У бетона шершавый вкус, от него зудит кожа, но иначе до лестницы не дотянуться. Пальцы проходят сквозь серое крошево, дальше ход, пыльный и ржавый. Ступени необыкновенно гулки, сквозь стены виднеются звезды, иней стынет на грязном железе. Шорох, цокот когтей, хвост скребет по полу… крыса. Никого.
Следующая дверь, за шкафом в спальне — любимая. Кажется, раньше здесь жили дети и кто-то сумел открыть проход в детский мир. С лужайками и ромашками, безоблачным небом и радостным синим морем, с конфетами на кустах и мячиками на грядках. Будто бы он огромный, но до задней стенки всегда можно достать рукой. И ни разу отсюда не приходили дурные и гадкие чудики — только забавные существа, похожие на плюшевые игрушки. Но сегодня там было пусто.
Из-под ванной тянуло затхлым холодом. Ладони стало покалывать. Я взглянула. Там текло, чавкало и воняло. Далеко, в слизистых, гнилых междутрубьях колыхалась отвратительная медуза с длинными цепкими щупальцами. Одно потянулось к двери, но я отскочила вовремя. К черту! Забить проход намертво и не морочиться, кто оттуда полезет.
Крысотварьки на кухне разбежались при моем появлении. Я постояла в центре, послушала, потом обошла помещение со свечой… И здесь никого. Охотничий азарт уступил место досаде. Похоже, сегодня мне не везет. Я сполоснула руки и прошлась по дому еще раз. Внимательно, чутко, кончиками пальцев брать ощущения на расстоянии, прикасаться, не допуская к коже.

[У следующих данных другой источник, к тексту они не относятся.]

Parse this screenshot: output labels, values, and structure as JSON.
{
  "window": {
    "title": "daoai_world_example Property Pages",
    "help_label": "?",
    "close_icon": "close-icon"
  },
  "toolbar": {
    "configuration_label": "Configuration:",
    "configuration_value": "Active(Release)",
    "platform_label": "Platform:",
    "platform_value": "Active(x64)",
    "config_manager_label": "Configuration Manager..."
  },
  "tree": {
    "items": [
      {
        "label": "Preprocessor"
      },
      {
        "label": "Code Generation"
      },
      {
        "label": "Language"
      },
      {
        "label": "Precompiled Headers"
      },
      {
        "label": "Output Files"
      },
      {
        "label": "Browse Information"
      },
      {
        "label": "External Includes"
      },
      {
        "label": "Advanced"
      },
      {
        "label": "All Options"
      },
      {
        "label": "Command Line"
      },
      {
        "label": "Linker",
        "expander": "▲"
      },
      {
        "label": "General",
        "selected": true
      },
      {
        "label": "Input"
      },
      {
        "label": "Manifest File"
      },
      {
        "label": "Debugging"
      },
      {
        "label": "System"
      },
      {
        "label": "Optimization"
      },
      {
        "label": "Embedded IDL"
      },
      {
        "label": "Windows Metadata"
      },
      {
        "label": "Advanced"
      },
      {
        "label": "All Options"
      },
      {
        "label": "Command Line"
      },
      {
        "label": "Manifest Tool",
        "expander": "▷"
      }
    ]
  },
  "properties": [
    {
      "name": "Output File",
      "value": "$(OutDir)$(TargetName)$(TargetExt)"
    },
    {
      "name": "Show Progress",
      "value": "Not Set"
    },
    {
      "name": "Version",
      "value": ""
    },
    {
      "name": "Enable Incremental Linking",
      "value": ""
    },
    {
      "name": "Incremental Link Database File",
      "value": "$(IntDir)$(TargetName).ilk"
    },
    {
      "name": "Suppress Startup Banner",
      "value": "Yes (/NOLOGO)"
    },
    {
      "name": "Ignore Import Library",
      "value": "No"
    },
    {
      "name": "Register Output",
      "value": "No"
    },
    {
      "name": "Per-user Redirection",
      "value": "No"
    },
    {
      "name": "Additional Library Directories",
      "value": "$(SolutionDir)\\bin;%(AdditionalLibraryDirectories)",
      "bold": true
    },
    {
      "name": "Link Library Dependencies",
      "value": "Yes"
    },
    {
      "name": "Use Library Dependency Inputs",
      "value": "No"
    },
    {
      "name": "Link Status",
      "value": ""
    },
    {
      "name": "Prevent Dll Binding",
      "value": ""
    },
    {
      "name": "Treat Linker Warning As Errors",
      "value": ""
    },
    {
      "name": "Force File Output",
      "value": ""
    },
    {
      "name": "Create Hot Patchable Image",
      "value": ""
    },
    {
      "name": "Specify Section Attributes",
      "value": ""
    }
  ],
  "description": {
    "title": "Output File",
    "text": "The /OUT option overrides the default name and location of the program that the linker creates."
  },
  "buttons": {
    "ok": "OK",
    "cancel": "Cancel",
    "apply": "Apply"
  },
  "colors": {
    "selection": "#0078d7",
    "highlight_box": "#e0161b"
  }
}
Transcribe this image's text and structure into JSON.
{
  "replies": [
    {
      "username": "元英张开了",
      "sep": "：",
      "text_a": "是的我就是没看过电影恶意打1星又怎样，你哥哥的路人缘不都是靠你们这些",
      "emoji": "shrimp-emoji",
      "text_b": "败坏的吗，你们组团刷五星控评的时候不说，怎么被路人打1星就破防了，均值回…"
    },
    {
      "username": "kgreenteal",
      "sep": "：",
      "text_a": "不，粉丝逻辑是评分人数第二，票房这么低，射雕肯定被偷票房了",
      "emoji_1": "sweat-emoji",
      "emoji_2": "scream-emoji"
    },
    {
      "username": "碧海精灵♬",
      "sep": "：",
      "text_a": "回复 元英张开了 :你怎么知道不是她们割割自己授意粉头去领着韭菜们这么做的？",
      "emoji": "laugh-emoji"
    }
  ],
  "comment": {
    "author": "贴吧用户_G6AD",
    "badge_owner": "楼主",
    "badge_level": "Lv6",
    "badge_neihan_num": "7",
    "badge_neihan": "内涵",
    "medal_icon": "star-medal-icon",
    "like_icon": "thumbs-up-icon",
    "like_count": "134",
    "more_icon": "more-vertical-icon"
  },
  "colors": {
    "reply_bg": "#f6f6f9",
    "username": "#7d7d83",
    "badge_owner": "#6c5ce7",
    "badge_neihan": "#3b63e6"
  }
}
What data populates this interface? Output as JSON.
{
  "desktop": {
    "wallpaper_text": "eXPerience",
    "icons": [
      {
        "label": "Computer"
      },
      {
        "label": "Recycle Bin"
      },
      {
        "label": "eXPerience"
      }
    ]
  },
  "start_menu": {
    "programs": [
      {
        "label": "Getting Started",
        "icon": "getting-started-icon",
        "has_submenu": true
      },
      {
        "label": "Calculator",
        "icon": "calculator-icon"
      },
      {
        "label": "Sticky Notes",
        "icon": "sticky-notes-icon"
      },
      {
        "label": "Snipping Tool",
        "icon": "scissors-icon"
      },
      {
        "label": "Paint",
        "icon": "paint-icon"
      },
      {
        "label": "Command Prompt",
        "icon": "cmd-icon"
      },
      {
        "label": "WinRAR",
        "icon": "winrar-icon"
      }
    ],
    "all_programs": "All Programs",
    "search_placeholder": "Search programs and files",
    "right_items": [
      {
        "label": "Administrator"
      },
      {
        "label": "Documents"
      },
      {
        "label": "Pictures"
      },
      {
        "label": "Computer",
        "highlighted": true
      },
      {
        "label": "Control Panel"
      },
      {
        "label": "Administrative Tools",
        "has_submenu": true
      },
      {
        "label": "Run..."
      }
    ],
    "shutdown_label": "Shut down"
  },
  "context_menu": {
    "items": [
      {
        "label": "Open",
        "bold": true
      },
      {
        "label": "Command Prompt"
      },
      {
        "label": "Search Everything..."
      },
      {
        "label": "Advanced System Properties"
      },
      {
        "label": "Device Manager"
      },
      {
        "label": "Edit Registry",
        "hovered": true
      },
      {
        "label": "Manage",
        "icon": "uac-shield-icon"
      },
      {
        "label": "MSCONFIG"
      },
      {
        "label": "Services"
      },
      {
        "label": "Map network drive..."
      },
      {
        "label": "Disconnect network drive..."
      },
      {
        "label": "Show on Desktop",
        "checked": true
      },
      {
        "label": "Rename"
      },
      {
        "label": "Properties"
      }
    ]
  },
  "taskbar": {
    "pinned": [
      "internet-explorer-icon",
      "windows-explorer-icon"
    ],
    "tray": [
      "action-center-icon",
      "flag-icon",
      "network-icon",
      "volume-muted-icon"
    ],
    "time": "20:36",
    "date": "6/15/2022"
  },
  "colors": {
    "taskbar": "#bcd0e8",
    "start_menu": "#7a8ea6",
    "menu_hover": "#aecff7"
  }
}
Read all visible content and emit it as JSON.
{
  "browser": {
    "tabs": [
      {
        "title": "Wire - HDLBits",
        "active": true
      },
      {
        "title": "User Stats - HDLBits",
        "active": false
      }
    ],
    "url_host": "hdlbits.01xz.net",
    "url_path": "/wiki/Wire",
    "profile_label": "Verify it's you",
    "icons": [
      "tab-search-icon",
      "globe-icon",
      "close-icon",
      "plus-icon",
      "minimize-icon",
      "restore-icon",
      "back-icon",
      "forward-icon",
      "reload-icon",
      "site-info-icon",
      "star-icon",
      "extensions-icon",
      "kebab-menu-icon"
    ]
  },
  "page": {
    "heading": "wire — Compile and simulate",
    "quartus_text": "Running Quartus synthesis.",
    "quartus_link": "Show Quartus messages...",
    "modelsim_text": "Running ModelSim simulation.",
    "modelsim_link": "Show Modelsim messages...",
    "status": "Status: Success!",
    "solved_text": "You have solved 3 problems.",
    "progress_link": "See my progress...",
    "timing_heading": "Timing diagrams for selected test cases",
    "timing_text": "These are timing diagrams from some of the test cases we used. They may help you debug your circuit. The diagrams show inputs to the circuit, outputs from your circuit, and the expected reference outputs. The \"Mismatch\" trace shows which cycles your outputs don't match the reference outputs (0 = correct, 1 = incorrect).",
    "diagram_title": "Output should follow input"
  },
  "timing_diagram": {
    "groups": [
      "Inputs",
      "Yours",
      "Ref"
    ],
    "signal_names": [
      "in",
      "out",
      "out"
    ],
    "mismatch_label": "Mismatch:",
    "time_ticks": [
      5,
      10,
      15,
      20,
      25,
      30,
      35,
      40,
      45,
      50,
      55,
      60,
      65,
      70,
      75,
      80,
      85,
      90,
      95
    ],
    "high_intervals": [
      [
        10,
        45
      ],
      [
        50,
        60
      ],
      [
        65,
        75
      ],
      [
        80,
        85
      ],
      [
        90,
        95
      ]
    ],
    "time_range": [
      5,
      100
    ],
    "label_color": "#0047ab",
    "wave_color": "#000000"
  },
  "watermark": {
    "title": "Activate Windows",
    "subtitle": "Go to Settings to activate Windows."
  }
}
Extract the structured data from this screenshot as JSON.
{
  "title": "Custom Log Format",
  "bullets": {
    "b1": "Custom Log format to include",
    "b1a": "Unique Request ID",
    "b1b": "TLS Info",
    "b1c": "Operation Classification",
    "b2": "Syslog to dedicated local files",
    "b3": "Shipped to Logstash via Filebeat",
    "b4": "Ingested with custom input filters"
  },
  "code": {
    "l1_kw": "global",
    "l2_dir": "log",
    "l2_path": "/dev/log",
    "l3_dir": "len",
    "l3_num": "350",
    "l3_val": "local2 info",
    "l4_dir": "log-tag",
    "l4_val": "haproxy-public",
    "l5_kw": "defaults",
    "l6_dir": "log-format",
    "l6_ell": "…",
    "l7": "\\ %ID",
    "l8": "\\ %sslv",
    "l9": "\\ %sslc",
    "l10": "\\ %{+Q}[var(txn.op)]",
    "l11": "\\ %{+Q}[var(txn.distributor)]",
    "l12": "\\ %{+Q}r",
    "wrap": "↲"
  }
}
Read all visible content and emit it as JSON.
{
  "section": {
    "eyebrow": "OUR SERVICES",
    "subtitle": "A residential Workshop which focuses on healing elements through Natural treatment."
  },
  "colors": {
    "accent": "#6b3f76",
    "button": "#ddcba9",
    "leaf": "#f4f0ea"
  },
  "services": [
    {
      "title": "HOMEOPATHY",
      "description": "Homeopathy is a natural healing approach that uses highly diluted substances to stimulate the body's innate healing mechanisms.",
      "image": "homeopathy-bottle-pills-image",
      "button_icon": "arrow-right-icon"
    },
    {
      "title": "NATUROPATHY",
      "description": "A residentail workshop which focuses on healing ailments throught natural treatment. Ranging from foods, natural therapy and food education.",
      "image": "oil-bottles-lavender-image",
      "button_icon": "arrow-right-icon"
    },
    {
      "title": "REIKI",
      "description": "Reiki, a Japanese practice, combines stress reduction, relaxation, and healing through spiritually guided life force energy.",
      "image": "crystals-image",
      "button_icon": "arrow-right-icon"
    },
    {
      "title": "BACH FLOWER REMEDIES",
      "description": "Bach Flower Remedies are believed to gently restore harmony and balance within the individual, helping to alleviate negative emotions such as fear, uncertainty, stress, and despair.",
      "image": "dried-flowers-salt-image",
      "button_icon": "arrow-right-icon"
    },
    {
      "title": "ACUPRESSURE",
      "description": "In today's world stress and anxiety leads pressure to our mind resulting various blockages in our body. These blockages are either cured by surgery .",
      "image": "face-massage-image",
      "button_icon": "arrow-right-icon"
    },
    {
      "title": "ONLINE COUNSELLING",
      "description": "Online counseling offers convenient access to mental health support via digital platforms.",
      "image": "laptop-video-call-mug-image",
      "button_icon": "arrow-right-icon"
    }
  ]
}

Всегда поражалась, как звук становится вкусом, шершавость — влагой, сопротивление материала — цветным пятном. А когда получается снять все разом — вникаешь и можно работать. Но, похоже, сегодня мне ловить нечего…
— Мартын, в чем дело?
Кот крутился возле кладовки, скреб лапой дверцу и заунывно мяукал. Не в привычках зверюги было мешать мне охотиться. Крыса что ли забралась с лестницы? Я проверила наспех руками, заглянула со свечой внутрь — все в порядке. Мартын не унимался. Я предложила ему еды, потом прикрикнула. Не помогло. Захотелось включить верхний свет. В коридоре почуяла странность. Прислушалась. Плач. Скулеж то ли младенца, то ли детеныша. Значит, будем в темноте разбирать кладовку.
Вся прихожая оказалась завалена разнообразным барахлом и старьем, когда я наконец докопалась до источника беспокойства. Точнее нащупала что-то горячее и за шкирку потащила наружу без особенных церемоний. Секунда — и в руках оказалось голокожая, когтистая тварь, сморщенная, дрожащая и рыдающая. Она цеплялась за все подряд тонкими лапами и хвостом, плача, совсем, как человек. Я включила свет и оторопела. Ну и уродец! Сероватая кожа в бугорках, бородавках и складочках. Мутные крохотные глаза без ресниц. Два ряда мелких желтых зубок в пасти. Почти паучьи гибкие ножки. И большой вздутый живот. Много чудиков прошло через мой дом, но такого видеть не доводилось. Звереныш жался ко мне, гадостный и несчастный. Невольно захотелось утешить его, пожалеть, погладить… что я и сделала. И улыбка сама собой вылезла на лице, когда чудик перестал всхлипывать.